Most of those are either to be expected or are of no benefit to Third Party studios in general. Hiring a studio to make a game for your IP isn't benefiting third parties, it's just farming out development, if I was to include your example, then Sony has helped 20 different development studios this generation. Funding The Last Story when it's your IP is not benefiting Third Parties. Bundling games should be standard practice. Also, even if everything you've listed was accurate, it still in no way stacks up to the amount of effort Sony and Microsoft has put into gaining third party support.

Er, only 3 of those examples were Nintendo hiring 3rd parties to work on their own IPs.  And Nintendo's worked directly with more 3rd parties this gen (on their own IPs) than MS and Sony combined, over 50 last I checked.  Nintendo also funds and publishes projects for IPs they don't own though, like Fatal Frame or Glory of Heracles.  MS does this pretty frequently too (Gears of War, Mass Effect, Alan Wake, To Human, etc), Sony's done it also on occasion (Heavy Rain) though more rarely.

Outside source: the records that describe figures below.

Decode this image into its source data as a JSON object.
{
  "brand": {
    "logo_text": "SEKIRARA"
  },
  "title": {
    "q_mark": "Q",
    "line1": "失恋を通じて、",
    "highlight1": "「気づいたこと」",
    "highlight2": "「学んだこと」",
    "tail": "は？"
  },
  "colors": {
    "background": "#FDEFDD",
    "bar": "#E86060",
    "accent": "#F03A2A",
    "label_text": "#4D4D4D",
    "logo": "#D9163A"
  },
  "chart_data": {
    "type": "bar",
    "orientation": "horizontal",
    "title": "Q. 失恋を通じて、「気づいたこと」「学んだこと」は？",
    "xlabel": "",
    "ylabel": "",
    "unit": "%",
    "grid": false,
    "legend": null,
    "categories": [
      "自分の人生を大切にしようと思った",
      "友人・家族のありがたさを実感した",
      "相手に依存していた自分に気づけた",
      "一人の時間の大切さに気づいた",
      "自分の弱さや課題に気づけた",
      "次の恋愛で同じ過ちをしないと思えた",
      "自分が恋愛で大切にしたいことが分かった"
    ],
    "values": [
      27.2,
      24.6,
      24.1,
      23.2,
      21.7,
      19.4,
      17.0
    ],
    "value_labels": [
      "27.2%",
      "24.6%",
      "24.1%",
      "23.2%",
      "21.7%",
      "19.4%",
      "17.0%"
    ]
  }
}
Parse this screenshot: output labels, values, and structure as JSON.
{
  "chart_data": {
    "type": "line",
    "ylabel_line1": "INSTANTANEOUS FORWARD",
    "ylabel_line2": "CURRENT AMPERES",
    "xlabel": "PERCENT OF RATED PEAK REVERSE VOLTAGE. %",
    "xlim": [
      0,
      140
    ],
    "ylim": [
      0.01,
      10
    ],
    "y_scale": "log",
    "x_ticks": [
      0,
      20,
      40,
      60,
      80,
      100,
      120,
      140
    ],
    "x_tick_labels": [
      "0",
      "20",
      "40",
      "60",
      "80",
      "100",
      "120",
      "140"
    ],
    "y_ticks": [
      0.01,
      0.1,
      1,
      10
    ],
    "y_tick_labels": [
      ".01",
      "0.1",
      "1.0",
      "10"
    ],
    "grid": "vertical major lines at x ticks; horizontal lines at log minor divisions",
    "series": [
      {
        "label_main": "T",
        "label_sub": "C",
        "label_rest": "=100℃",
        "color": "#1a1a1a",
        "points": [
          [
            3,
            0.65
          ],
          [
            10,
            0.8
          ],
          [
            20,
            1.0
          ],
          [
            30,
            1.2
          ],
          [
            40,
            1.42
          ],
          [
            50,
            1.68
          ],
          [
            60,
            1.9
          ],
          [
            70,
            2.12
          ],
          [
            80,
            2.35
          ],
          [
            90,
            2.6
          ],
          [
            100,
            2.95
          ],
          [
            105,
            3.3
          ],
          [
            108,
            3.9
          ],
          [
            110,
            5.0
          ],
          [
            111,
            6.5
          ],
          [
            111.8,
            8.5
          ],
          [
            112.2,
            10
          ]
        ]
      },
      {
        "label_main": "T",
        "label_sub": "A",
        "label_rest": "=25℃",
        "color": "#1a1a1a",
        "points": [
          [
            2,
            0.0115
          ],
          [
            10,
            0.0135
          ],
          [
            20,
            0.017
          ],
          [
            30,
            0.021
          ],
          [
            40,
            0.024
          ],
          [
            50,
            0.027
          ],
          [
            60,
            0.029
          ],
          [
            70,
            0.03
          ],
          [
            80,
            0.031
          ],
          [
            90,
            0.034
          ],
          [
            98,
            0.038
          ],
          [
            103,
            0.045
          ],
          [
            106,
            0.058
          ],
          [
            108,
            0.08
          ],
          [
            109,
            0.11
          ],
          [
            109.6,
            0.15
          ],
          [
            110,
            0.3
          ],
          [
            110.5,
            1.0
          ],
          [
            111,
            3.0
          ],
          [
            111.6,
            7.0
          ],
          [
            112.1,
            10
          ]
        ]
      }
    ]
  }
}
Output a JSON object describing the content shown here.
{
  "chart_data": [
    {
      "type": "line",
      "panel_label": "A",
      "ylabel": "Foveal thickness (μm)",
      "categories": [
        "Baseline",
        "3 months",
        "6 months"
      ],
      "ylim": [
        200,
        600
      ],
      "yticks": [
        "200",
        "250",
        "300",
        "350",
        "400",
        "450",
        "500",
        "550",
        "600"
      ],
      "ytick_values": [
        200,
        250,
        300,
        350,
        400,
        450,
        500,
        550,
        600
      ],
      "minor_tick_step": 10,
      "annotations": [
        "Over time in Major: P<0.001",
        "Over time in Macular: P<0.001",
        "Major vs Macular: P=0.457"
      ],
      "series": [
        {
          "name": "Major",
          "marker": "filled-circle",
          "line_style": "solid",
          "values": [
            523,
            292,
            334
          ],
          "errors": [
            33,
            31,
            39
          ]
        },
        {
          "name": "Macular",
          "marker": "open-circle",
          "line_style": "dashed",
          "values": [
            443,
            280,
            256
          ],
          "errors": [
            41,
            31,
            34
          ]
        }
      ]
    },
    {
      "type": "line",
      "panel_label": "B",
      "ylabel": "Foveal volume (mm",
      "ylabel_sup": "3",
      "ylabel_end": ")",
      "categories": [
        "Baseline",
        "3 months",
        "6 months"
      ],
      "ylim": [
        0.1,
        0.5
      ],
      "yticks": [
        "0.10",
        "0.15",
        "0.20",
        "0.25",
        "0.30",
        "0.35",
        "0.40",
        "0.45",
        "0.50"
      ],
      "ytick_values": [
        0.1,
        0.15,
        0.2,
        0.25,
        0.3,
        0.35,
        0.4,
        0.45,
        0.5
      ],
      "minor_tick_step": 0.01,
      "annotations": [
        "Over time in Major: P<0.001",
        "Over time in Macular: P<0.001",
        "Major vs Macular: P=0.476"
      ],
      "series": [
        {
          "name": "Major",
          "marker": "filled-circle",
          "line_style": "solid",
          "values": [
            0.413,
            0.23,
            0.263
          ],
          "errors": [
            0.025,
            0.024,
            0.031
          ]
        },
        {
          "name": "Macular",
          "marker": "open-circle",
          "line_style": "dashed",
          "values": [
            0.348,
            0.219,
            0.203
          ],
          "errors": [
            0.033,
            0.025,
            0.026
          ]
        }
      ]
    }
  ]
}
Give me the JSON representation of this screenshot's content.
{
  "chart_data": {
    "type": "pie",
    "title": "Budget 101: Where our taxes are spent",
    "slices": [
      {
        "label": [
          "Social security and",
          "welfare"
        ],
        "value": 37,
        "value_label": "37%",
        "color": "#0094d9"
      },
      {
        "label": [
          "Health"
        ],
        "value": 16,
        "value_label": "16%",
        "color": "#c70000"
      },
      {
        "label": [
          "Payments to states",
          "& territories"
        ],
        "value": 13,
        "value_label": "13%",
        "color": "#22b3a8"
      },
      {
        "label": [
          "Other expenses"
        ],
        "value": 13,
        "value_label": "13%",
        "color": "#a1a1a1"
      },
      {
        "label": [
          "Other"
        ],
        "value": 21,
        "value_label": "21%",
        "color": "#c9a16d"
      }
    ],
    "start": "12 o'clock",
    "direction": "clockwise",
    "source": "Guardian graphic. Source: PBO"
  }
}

Everything he listed was accurate, and honestly it's barely scratching the surface.  Nintendo's done a ton more, including engine/tool sharing (FFCC MMLAAK), select bundling (WE Playmaker 2010, Tales of Graces, etc) or more sweetheart publishing deals (Layton notably).  Nintendo's also notably the only developer that allows 1st party teams to work on 3rd party games (Heroes of Mana, DQ Swords, Fantasy Life, DQ Wars, SRT OG Saga Endless Frontier, etc).  Nintendo also distributes tons of 3rd party games in Europe, from Etrian Odyssey to Ghost Trick to Inazuma Eleven... again, far, far more than either Sony or MS at this point.  I think the real problem with Nintendo's 3rd party overtures isn't that they're not "doing enough" in terms of actual support, but they're not purely paying out for exclusivity or (more often in Sony/MS cases) exclusivity windows or exclusive DLC.  The other issue is that, for the most part, Nintendo's incentives and support seem to be targeted at Japanese companies almost exclusively.